Cirurgia Cardiovascular

Neoplasia na região cervical: entenda o diagnóstico que afastou Luis Roberto da Copa

Por Redação Brazil Health , 08/04/2026

4 min de leitura

Neoplasia na região cervical: entenda o diagnóstico que afastou Luis Roberto da Copa

Termo usado em casos como o do narrador Luís Roberto indica alteração na região cervical, mas não define origem nem tipo de tumor; investigação detalhada é necessária para orientar o tratamento.

O afastamento do narrador Luís Roberto das transmissões da Copa do Mundo após a identificação de uma neoplasia na região cervical chamou a atenção para um termo médico amplo, que costuma gerar dúvidas fora do consultório. Encontrada em exames de rotina, a alteração ainda precisa ser caracterizada para que a equipe médica defina o tratamento, um caminho comum nesses casos.

Na prática, “neoplasia cervical” é uma descrição inicial para um crescimento anormal de células no pescoço. O termo, por si só, não confirma se o tumor é benigno ou maligno, nem aponta de onde ele surgiu.

Segundo a oncologista Aline Lauda, co-líder nacional de oncologia de cabeça e pescoço da Oncoclínicas, um ponto central da investigação é que o pescoço pode não ser o local de origem da doença. “A região cervical concentra cadeias linfáticas importantes, que funcionam como uma espécie de filtro do organismo. Por isso, alterações identificadas ali frequentemente representam tumores que tiveram origem em outras áreas da cabeça e pescoço”, afirma.

Por que um nódulo no pescoço pode vir de outro lugar

A avaliação médica costuma incluir a busca do chamado sítio primário, ou seja, o ponto onde o tumor começou. Entre as possibilidades estão cânceres que acometem boca, garganta, laringe, tireoide e glândulas salivares. Também entram no diagnóstico diferencial doenças como os linfomas, que se originam no sistema linfático e podem aumentar linfonodos no pescoço.

Por isso, a detecção de um nódulo é, muitas vezes, o começo de uma investigação mais ampla, e não um diagnóstico fechado.

Sintomas que merecem investigação

O sinal mais comum é um caroço no pescoço, frequentemente indolor. Embora seja comum que linfonodos aumentem por infecções benignas, a persistência do nódulo é um alerta. “O que orienta a necessidade de investigação é a duração e a evolução do quadro. Um nódulo que não regride após algumas semanas ou que apresenta crescimento progressivo precisa ser avaliado”, diz Lauda.
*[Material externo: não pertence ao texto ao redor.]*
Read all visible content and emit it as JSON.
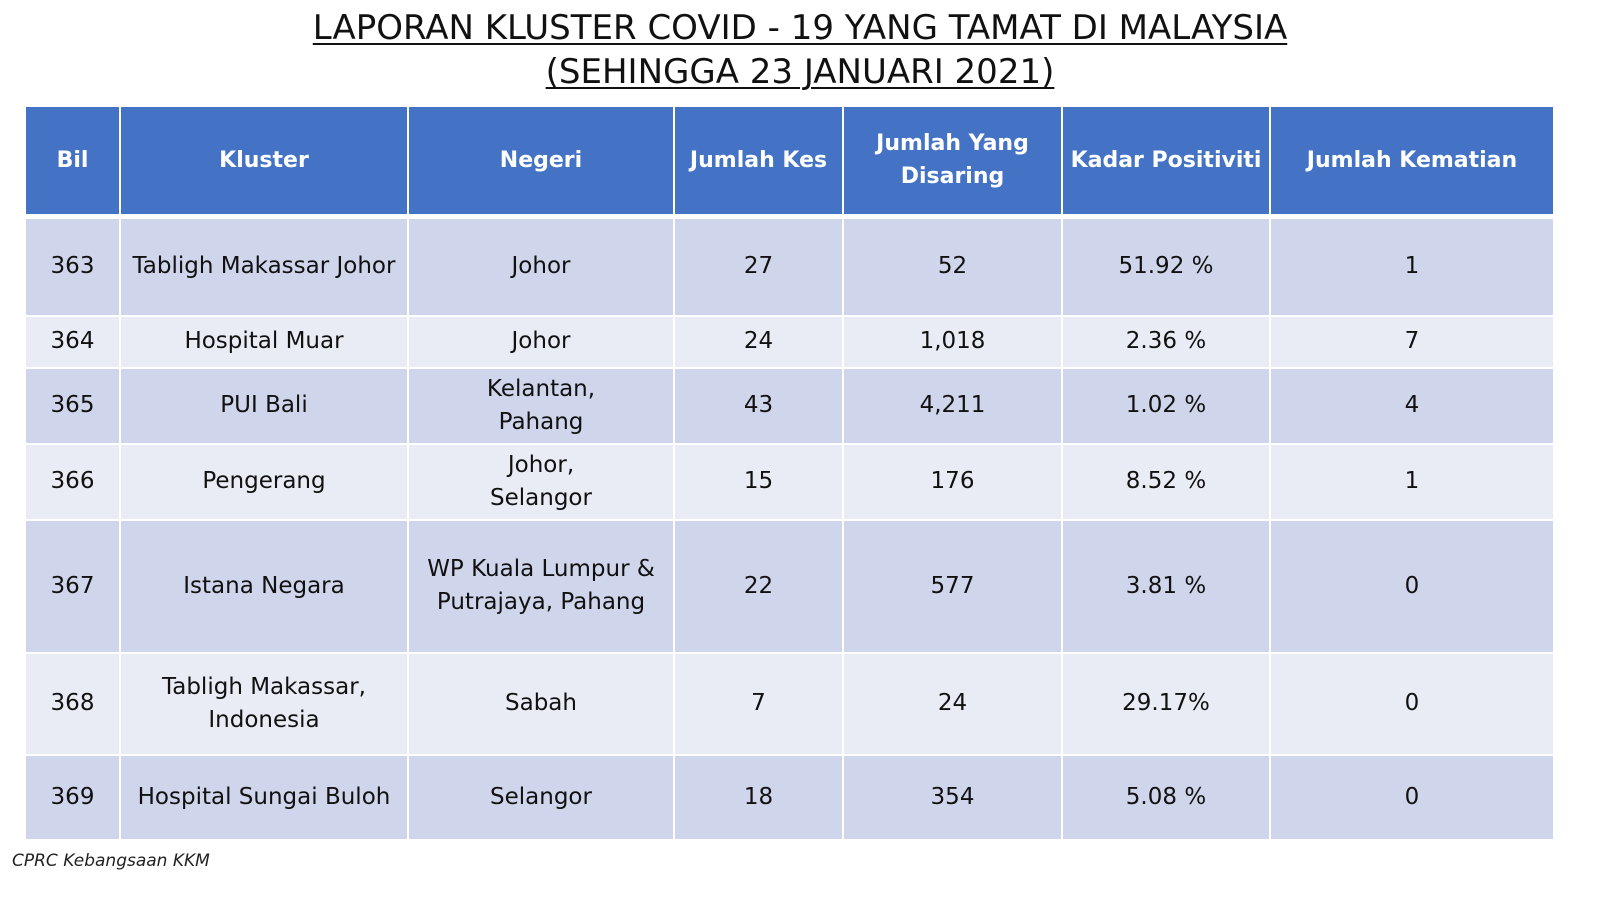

Outros sintomas podem aparecer, dependendo da origem do problema: rouquidão persistente, dificuldade para engolir, feridas na boca que não cicatrizam e dor de garganta prolongada. Isolados, podem parecer queixas comuns, mas quando não melhoram exigem avaliação.

Exames, fatores de risco e prevenção

A confirmação do diagnóstico costuma envolver exame clínico, exames de imagem e, em muitos casos, biópsia. “Definir de onde esse tumor se origina é fundamental. Isso impacta diretamente na escolha do tratamento e na avaliação do prognóstico”, afirma a oncologista.

Entre os principais fatores de risco para tumores de cabeça e pescoço, seguem o tabagismo e o consumo excessivo de álcool. Especialistas também destacam o crescimento de casos associados ao HPV. “Hoje, o HPV tem um papel relevante, especialmente em tumores de orofaringe, o que reforça a importância da vacinação”, diz Lauda.

O prognóstico depende do tipo e do estágio da doença ao diagnóstico. Em geral, identificar cedo aumenta as chances de controle e pode ajudar a preservar funções como fala e deglutição. O tratamento é individualizado e pode incluir cirurgia, radioterapia, quimioterapia e imunoterapia, isoladas ou combinadas, além de acompanhamento multiprofissional.

Embora o caso de Luis Roberto ainda esteja em avaliação, especialistas apontam que situações como essa reforçam a relevância do diagnóstico precoce e da prevenção, com redução de tabagismo e álcool e adesão à vacinação contra o HPV. “Prevenção e informação caminham juntas. Reduzir fatores de risco e ampliar o acesso à vacinação são medidas fundamentais para mudar o panorama dessas doenças”, conclui.